WikipediaReader = download_loader("WikipediaReader")

loader = WikipediaReader()

documents = loader.load_data(pages=['Delhi', 'Mumbai'])
print(len(documents))

2


In [4]:
from llama_index.node_parser import SimpleNodeParser


# Initialize the parser
parser = SimpleNodeParser.from_defaults(chunk_size=512, chunk_overlap=20)

# Parse documents into nodes
nodes = parser.get_nodes_from_documents(documents)
print(len(nodes))

146


In [5]:
from llama_index.vector_stores import DeepLakeVectorStore

my_activeloop_org_id = ""
my_activeloop_dataset_name = "LlamaIndex-101"
dataset_path = f"hub://{my_activeloop_org_id}/{my_activeloop_dataset_name}"

# Create an index over the documnts
vector_store = DeepLakeVectorStore(dataset_path=dataset_path, overwrite=False)

Your Deep Lake dataset has been successfully created!


-

In [9]:
from llama_index.storage.storage_context import StorageContext
from llama_index import VectorStoreIndex

storage_context = StorageContext.from_defaults(vector_store=vector_store)
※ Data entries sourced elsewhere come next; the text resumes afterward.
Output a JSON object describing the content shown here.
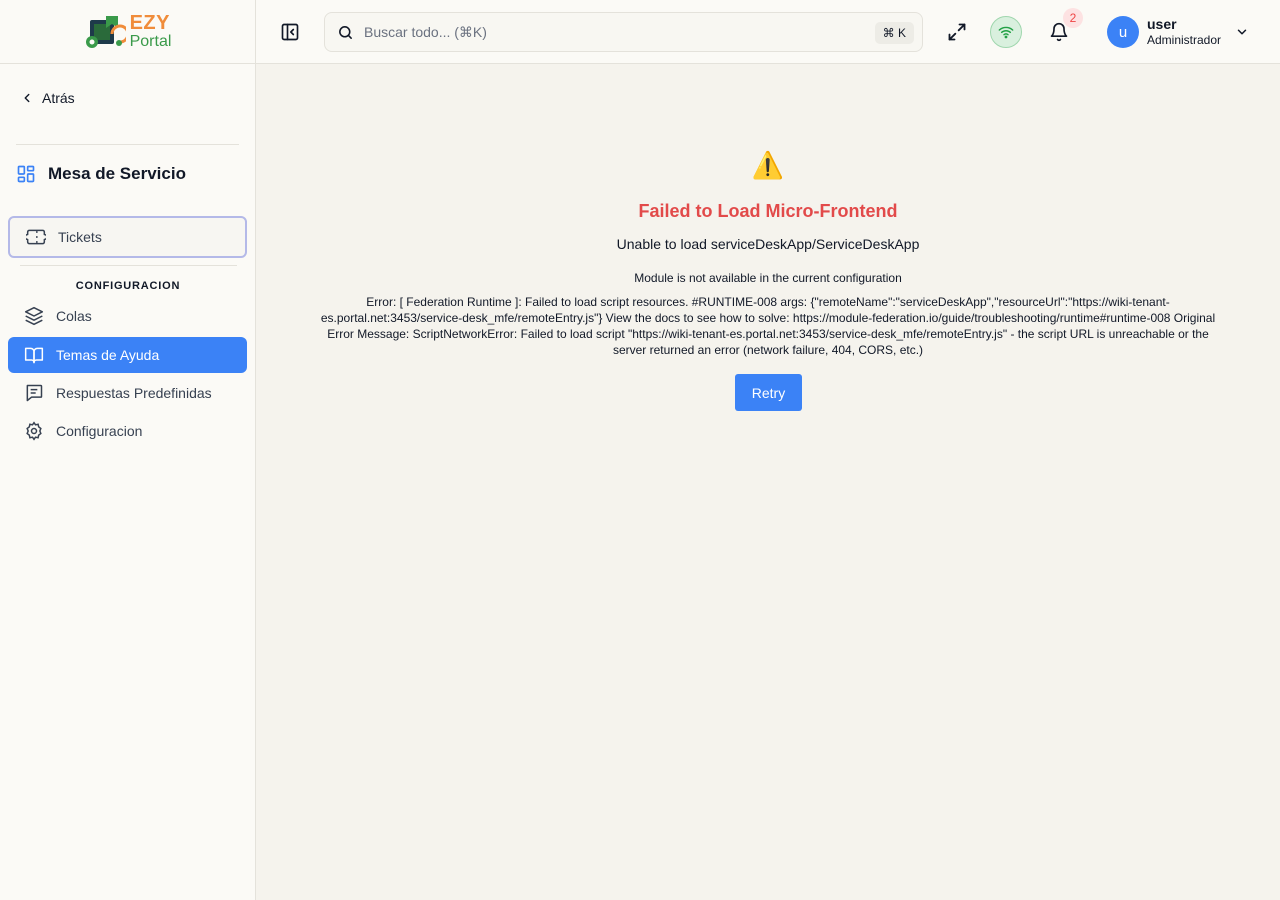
{
  "brand": {
    "line1": "EZY",
    "line2": "Portal"
  },
  "sidebar": {
    "back_label": "Atrás",
    "section_title": "Mesa de Servicio",
    "items": [
      {
        "label": "Tickets",
        "icon": "ticket-icon"
      },
      {
        "label": "Colas",
        "icon": "layers-icon"
      },
      {
        "label": "Temas de Ayuda",
        "icon": "book-icon"
      },
      {
        "label": "Respuestas Predefinidas",
        "icon": "message-lines-icon"
      },
      {
        "label": "Configuracion",
        "icon": "gear-icon"
      }
    ],
    "group_label": "CONFIGURACION",
    "active_item": "Temas de Ayuda"
  },
  "header": {
    "search_placeholder": "Buscar todo... (⌘K)",
    "shortcut": "⌘ K",
    "notification_count": "2",
    "user": {
      "initial": "u",
      "name": "user",
      "role": "Administrador"
    }
  },
  "error": {
    "icon": "⚠️",
    "title": "Failed to Load Micro-Frontend",
    "subtitle": "Unable to load serviceDeskApp/ServiceDeskApp",
    "module_message": "Module is not available in the current configuration",
    "detail": "Error: [ Federation Runtime ]: Failed to load script resources. #RUNTIME-008 args: {\"remoteName\":\"serviceDeskApp\",\"resourceUrl\":\"https://wiki-tenant-es.portal.net:3453/service-desk_mfe/remoteEntry.js\"} View the docs to see how to solve: https://module-federation.io/guide/troubleshooting/runtime#runtime-008 Original Error Message: ScriptNetworkError: Failed to load script \"https://wiki-tenant-es.portal.net:3453/service-desk_mfe/remoteEntry.js\" - the script URL is unreachable or the server returned an error (network failure, 404, CORS, etc.)",
    "retry_label": "Retry"
  },
  "colors": {
    "accent": "#3b82f6",
    "error": "#e24a4a",
    "online": "#22a045"
  }
}
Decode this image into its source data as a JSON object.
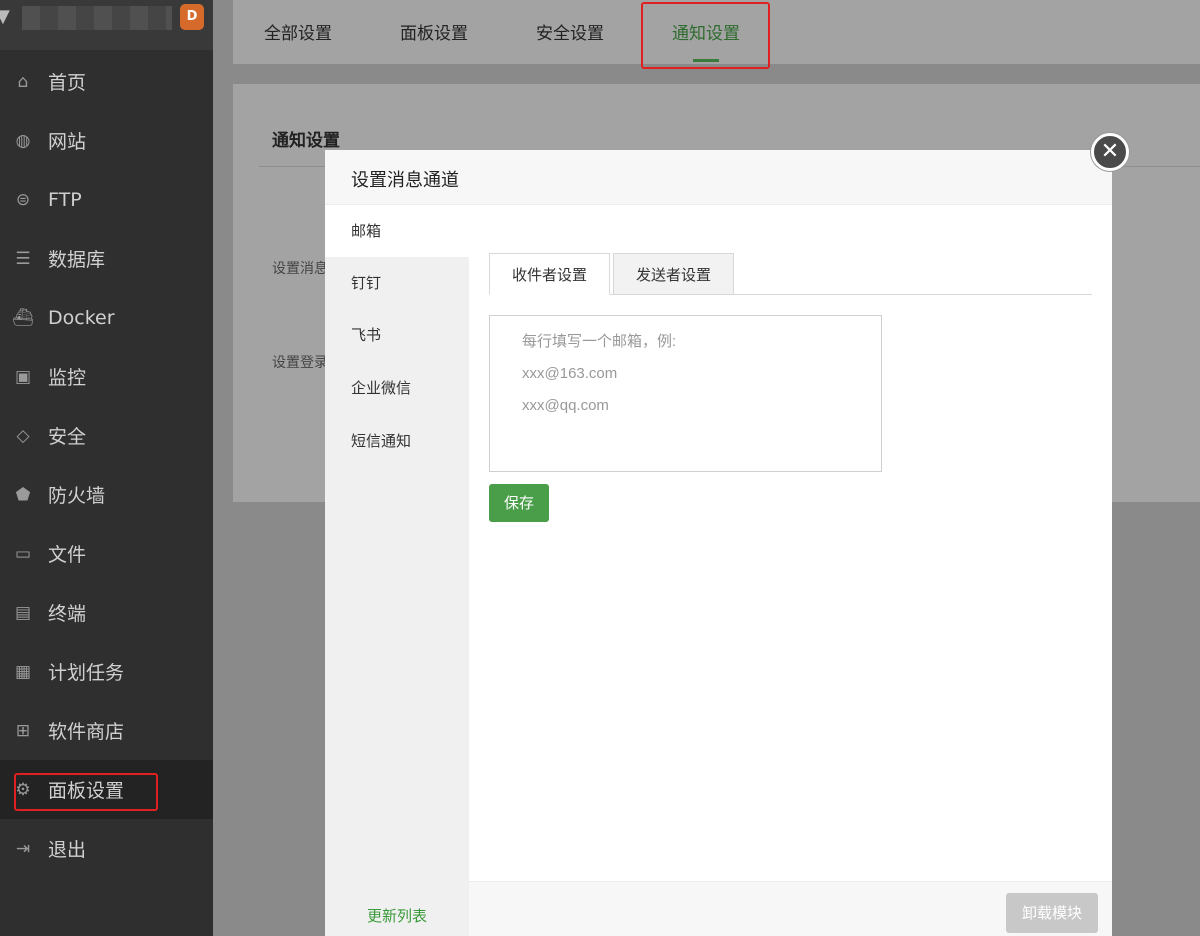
{
  "sidebar": {
    "badge": "D",
    "items": [
      {
        "label": "首页",
        "icon": "home-icon",
        "glyph": "⌂"
      },
      {
        "label": "网站",
        "icon": "globe-icon",
        "glyph": "◍"
      },
      {
        "label": "FTP",
        "icon": "ftp-icon",
        "glyph": "⊜"
      },
      {
        "label": "数据库",
        "icon": "database-icon",
        "glyph": "☰"
      },
      {
        "label": "Docker",
        "icon": "docker-icon",
        "glyph": "⛴"
      },
      {
        "label": "监控",
        "icon": "monitor-icon",
        "glyph": "▣"
      },
      {
        "label": "安全",
        "icon": "shield-check-icon",
        "glyph": "◇"
      },
      {
        "label": "防火墙",
        "icon": "firewall-icon",
        "glyph": "⬟"
      },
      {
        "label": "文件",
        "icon": "folder-icon",
        "glyph": "▭"
      },
      {
        "label": "终端",
        "icon": "terminal-icon",
        "glyph": "▤"
      },
      {
        "label": "计划任务",
        "icon": "calendar-icon",
        "glyph": "▦"
      },
      {
        "label": "软件商店",
        "icon": "apps-icon",
        "glyph": "⊞"
      },
      {
        "label": "面板设置",
        "icon": "gear-icon",
        "glyph": "⚙",
        "active": true
      },
      {
        "label": "退出",
        "icon": "logout-icon",
        "glyph": "⇥"
      }
    ]
  },
  "top_tabs": [
    {
      "label": "全部设置"
    },
    {
      "label": "面板设置"
    },
    {
      "label": "安全设置"
    },
    {
      "label": "通知设置",
      "active": true
    }
  ],
  "panel": {
    "title": "通知设置",
    "row1_label": "设置消息",
    "row2_label": "设置登录"
  },
  "modal": {
    "title": "设置消息通道",
    "close_glyph": "✕",
    "channels": [
      {
        "label": "邮箱",
        "active": true
      },
      {
        "label": "钉钉"
      },
      {
        "label": "飞书"
      },
      {
        "label": "企业微信"
      },
      {
        "label": "短信通知"
      }
    ],
    "channel_footer": "更新列表",
    "sub_tabs": [
      {
        "label": "收件者设置",
        "active": true
      },
      {
        "label": "发送者设置"
      }
    ],
    "email_placeholder_lines": [
      "每行填写一个邮箱，例:",
      "xxx@163.com",
      "xxx@qq.com"
    ],
    "save_label": "保存",
    "uninstall_label": "卸载模块"
  }
}
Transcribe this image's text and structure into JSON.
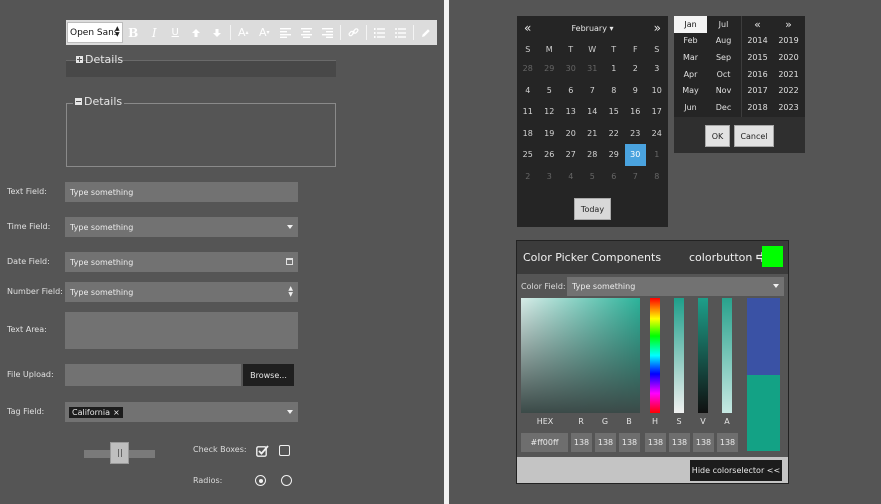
{
  "toolbar": {
    "font": "Open Sans",
    "bold": "B",
    "italic": "I",
    "underline": "U",
    "grow_font": "A",
    "shrink_font": "A"
  },
  "fieldsets": {
    "collapsed_legend": "Details",
    "open_legend": "Details"
  },
  "form": {
    "text_field": {
      "label": "Text Field:",
      "placeholder": "Type something"
    },
    "time_field": {
      "label": "Time Field:",
      "placeholder": "Type something"
    },
    "date_field": {
      "label": "Date Field:",
      "placeholder": "Type something"
    },
    "number_field": {
      "label": "Number Field:",
      "placeholder": "Type something"
    },
    "text_area": {
      "label": "Text Area:"
    },
    "file_upload": {
      "label": "File Upload:",
      "button": "Browse..."
    },
    "tag_field": {
      "label": "Tag Field:",
      "tags": [
        "California"
      ]
    },
    "check_boxes": {
      "label": "Check Boxes:",
      "states": [
        true,
        false
      ]
    },
    "radios": {
      "label": "Radios:",
      "states": [
        true,
        false
      ]
    }
  },
  "datepicker": {
    "prev": "«",
    "next": "»",
    "month": "February",
    "dow": [
      "S",
      "M",
      "T",
      "W",
      "T",
      "F",
      "S"
    ],
    "weeks": [
      [
        "28",
        "29",
        "30",
        "31",
        "1",
        "2",
        "3"
      ],
      [
        "4",
        "5",
        "6",
        "7",
        "8",
        "9",
        "10"
      ],
      [
        "11",
        "12",
        "13",
        "14",
        "15",
        "16",
        "17"
      ],
      [
        "18",
        "19",
        "20",
        "21",
        "22",
        "23",
        "24"
      ],
      [
        "25",
        "26",
        "27",
        "28",
        "29",
        "30",
        "1"
      ],
      [
        "2",
        "3",
        "4",
        "5",
        "6",
        "7",
        "8"
      ]
    ],
    "today_button": "Today"
  },
  "monthyear": {
    "months": [
      "Jan",
      "Jul",
      "Feb",
      "Aug",
      "Mar",
      "Sep",
      "Apr",
      "Oct",
      "May",
      "Nov",
      "Jun",
      "Dec"
    ],
    "prev": "«",
    "next": "»",
    "years": [
      "2014",
      "2019",
      "2015",
      "2020",
      "2016",
      "2021",
      "2017",
      "2022",
      "2018",
      "2023"
    ],
    "selected_month": "Jan",
    "ok": "OK",
    "cancel": "Cancel"
  },
  "colorpicker": {
    "title": "Color Picker Components",
    "button_label": "colorbutton",
    "button_color": "#00ff00",
    "color_field": {
      "label": "Color Field:",
      "placeholder": "Type something"
    },
    "labels": [
      "HEX",
      "R",
      "G",
      "B",
      "H",
      "S",
      "V",
      "A"
    ],
    "values": [
      "#ff00ff",
      "138",
      "138",
      "138",
      "138",
      "138",
      "138",
      "138"
    ],
    "hide_button": "Hide colorselector <<",
    "preview_old": "#3a52a5",
    "preview_new": "#13a285"
  }
}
index = VectorStoreIndex.from_documents(
    documents, storage_context=storage_context
)

In [8]:
query_engine = index.as_query_engine()
response = query_engine.query("What is historical significance of Delhi?")
print( response.response )

Delhi has been historically significant as it has served as the capital of various empires and kingdoms throughout history. It has been a prominent political, cultural, and commercial center in India for centuries. Delhi's historical significance is rooted in its role as a seat of power, witnessing the rise and fall of different dynasties and playing a crucial part in shaping the country's history.